The conversation has to start with recognizing assumptions made in the business world, Sheahan said. An “unconscious bias,” limits views, because “you judge yourself by your intention, and you judge everyone else by their outcome,” he said.

Often times, he said, the stalemate is born from the egos of the disproportionally powered few that make the assumptions.

“We often allow the current attributes of the marketplace to define future opportunities,” Sheahan said. “We allow that to determine our strategy. We miss the white space or the uncontested market. Don’t let the market define the need state. . . . You’re not in the business of what you do. You’re in business of what your outcome creates.”

Sheahan warned against the “gravity of success,” which keeps the mind from seeking new opportunities because it becomes too trusting in the familiar success path.
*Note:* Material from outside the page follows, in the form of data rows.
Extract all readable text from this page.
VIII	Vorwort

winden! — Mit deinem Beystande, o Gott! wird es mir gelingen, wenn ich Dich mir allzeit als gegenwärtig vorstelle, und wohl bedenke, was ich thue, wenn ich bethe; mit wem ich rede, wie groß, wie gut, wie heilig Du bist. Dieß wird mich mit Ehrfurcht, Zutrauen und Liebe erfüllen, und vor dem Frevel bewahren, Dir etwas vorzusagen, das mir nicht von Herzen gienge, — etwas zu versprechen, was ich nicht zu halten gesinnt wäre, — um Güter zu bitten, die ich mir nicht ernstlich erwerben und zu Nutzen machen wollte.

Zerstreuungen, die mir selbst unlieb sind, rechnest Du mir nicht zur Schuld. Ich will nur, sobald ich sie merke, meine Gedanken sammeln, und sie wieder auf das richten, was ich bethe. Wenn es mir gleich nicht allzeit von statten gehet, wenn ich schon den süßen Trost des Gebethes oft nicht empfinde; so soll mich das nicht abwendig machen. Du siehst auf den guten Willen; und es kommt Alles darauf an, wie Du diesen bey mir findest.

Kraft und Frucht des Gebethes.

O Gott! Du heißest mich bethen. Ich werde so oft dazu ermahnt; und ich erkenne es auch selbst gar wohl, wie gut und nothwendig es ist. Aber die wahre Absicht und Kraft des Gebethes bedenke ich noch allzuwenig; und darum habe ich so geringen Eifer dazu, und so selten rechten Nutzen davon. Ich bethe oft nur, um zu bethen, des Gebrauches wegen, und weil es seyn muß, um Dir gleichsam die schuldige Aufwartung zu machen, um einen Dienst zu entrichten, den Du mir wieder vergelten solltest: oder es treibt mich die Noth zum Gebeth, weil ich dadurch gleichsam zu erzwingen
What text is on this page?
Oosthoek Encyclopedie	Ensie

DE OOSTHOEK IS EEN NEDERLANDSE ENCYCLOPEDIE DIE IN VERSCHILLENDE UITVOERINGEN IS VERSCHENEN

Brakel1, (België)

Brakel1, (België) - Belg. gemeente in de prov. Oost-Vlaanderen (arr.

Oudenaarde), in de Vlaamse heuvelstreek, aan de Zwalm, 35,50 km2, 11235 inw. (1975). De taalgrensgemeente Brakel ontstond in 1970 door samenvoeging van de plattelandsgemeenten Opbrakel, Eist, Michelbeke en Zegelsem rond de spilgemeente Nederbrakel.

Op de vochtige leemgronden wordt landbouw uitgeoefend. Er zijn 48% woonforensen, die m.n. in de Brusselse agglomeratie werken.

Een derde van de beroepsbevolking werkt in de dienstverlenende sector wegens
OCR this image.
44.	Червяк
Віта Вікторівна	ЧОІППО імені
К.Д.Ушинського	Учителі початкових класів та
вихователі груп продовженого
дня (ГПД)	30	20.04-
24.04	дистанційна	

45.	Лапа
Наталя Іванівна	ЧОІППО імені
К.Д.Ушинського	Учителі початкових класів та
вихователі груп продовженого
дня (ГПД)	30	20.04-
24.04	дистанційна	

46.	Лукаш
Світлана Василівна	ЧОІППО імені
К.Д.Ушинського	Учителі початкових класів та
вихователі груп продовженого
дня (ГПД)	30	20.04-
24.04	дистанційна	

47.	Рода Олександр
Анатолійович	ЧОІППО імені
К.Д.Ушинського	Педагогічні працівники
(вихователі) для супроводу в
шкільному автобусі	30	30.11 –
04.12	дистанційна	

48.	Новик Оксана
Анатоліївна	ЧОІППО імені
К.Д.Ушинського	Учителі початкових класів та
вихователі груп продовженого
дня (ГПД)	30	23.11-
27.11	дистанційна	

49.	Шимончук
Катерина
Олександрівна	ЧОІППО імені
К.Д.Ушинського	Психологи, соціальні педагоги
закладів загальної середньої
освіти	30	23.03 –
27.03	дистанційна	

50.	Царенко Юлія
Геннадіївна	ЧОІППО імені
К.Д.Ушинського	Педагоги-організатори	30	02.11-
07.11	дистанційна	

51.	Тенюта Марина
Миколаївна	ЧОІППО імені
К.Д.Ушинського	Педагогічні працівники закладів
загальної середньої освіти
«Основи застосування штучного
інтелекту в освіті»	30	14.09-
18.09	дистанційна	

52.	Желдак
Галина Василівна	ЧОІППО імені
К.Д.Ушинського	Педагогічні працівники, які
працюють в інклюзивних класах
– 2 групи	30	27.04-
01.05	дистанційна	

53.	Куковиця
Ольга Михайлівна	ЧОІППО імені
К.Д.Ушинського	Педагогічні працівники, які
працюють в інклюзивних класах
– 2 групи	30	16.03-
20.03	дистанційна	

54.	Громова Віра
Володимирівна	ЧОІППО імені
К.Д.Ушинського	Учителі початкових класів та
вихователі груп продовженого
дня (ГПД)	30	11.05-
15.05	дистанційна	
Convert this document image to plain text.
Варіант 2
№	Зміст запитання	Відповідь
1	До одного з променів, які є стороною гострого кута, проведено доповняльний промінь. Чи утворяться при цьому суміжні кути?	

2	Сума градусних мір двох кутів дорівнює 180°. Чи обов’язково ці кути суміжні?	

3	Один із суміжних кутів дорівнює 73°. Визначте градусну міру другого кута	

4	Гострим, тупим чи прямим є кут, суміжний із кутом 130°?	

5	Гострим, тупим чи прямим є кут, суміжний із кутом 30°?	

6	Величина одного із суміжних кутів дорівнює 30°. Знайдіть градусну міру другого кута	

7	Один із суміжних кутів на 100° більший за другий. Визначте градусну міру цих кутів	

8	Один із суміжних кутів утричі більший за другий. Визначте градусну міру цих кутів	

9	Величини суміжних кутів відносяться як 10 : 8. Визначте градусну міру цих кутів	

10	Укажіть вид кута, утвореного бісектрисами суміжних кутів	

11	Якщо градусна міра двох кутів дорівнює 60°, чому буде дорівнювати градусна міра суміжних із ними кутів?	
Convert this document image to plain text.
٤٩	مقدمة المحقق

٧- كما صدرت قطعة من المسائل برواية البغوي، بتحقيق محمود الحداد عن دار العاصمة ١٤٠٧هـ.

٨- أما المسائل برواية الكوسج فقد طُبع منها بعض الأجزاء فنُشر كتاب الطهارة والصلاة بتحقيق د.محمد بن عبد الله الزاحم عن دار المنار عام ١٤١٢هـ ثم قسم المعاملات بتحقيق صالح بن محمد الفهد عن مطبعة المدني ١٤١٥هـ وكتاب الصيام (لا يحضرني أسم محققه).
This trend is easy to fall into, because “change is really slow until it isn’t,” he said, explaining that when a market comes together, the tipping point hits a perfect storm, and a new product becomes a hit.

If Grand Rapids does not stay on the “lone edge of change,” as Sheahan called it, the city could be in danger of missing the wave.

“The single greatest risk Grand Rapids likely faces in the next 10 to 15 years as an ecosystem is the fact that you’ve been phenomenally successful for in the last 10 to 15 years," he said. "You’re the good news story in the state, right? That is exactly the dangerous place to be.”